Mas o que mais chama minha atenção é a quantidade de voos e a diversidade dos destinos. O aeroporto Imã Khomeini é a prova viva de que o Irã está longe de ser tão isolado como alguns gostariam. Muitas companhias europeias têm voo direto para Teerã. A alemã Lufthansa lidera esse nicho com um voo diário vindo de Frankfurt. Avião grande, sinal de rota rentável. A holandesa KLM e a Alitalia também voam várias vezes por semana para o Irã. Até a pequena Austrian Airlines tem rota iraniana _é a linha usado pelos inspetores nucleares da ONU para voar de Viena, sede da AIEA, a Teerã. Companhias de países próximos, como Emirates, Turkish ou Qatar Airlines, oferecem uma ponte aérea com vários voos diários. Bem diferente de lugares como Iêmen, Iraque, Afeganistão, Somália ou Coreia do Norte, onde pouquíssimas companhias operam.
De Teerã é possível chegar sem escala a quase todas as principais capitais europeias e a destinos como Malásia, China, Japão, Rússia e Tailândia (paraíso dos turistas iranianos). O único voo para a América Latina, que ia a Caracas, foi suspenso em 2010 por falta de passageiros.
Também surpreende o número de ocidentais que desembarcam a cada instante em Teerã. Há grupos de turistas em excursão, jovens mochileiros, acadêmicos e executivos de multinacionais. Já vi muito motorista com plaquinha de empresas como Siemens ou Bosch à espera de viajante gringo.
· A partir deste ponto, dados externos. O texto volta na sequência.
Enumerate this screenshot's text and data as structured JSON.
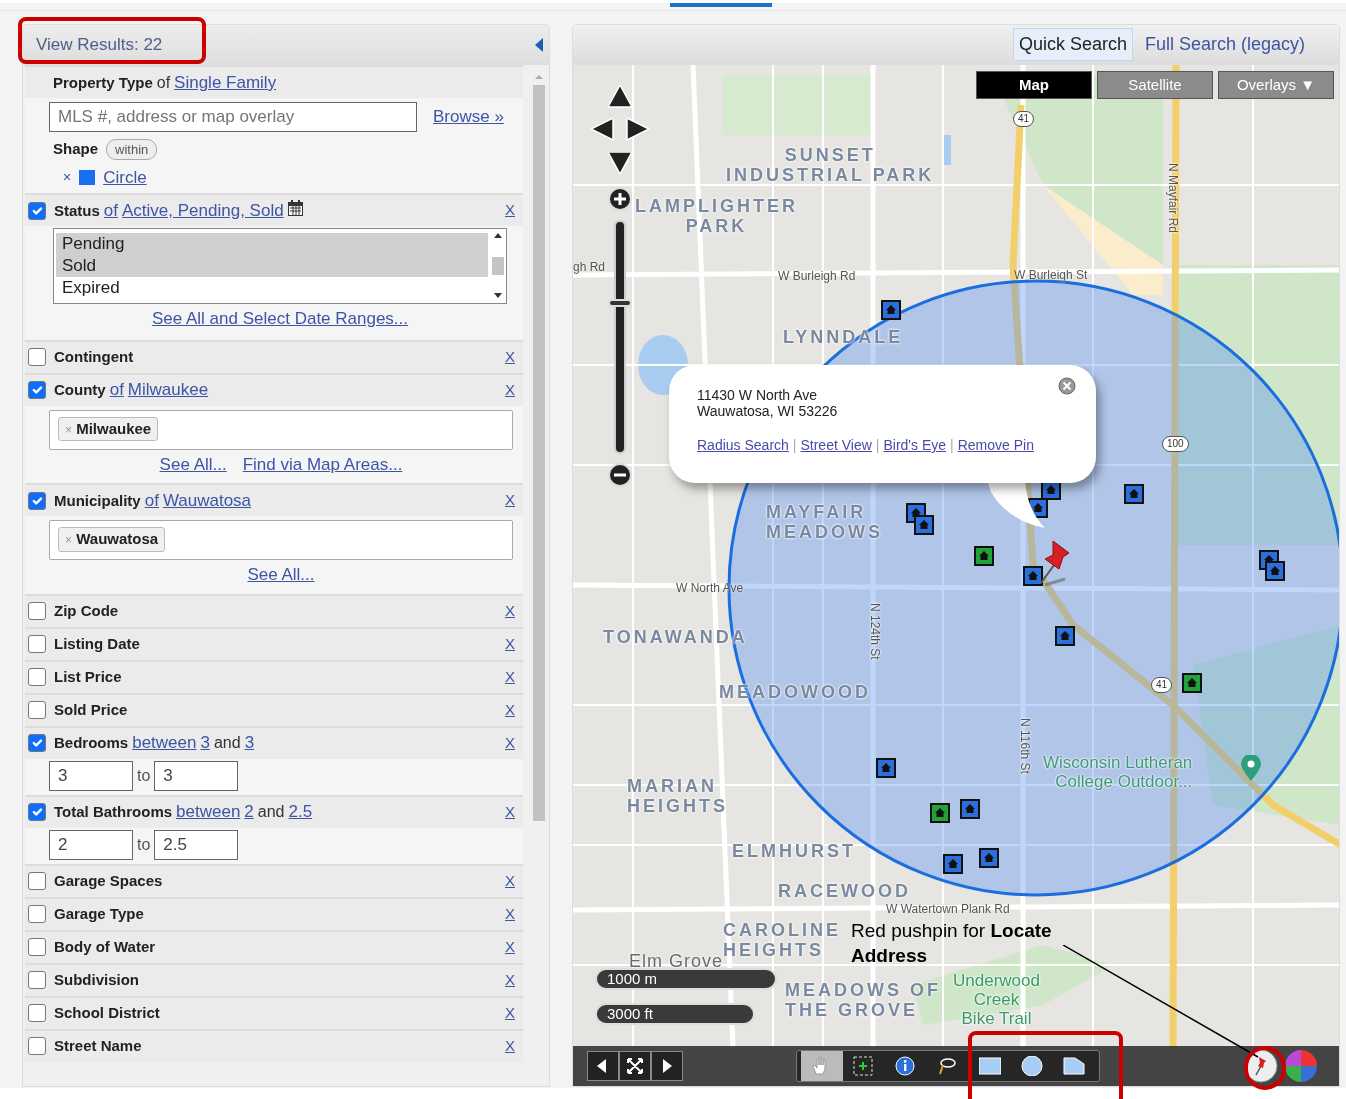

Sinal de que, apesar das sanções e da pressão internacional, o Irã ainda faz negócios com europeus.
A história do aeroporto por si só já é uma aula sobre Irã contemporâneo. Começou a ser construído pelo xá Reza Pahlevi para ser uma cópia do aeroporto de Dallas, nos EUA. Um consórcio americano estava com contrato na mão quando veio a Revolução Islâmica de 1979, engavetando o projeto durante anos. Teerã continuava usando o aeroporto Mehrabad, a oeste da capital. No decorrer dos anos 80, o regime fez uma parceria com engenheiros franceses para retomar a obra, mas o projetou avançou pouco, até ser entregue de vez a empresas iranianas.
O primeiro avião pousou no Imã Khomeini em 2004. Hoje o aeroporto só recebe voos internacionais, enquanto o pequeno e envelhecido Mehrabad é o epicentro da vasta malha aérea nacional.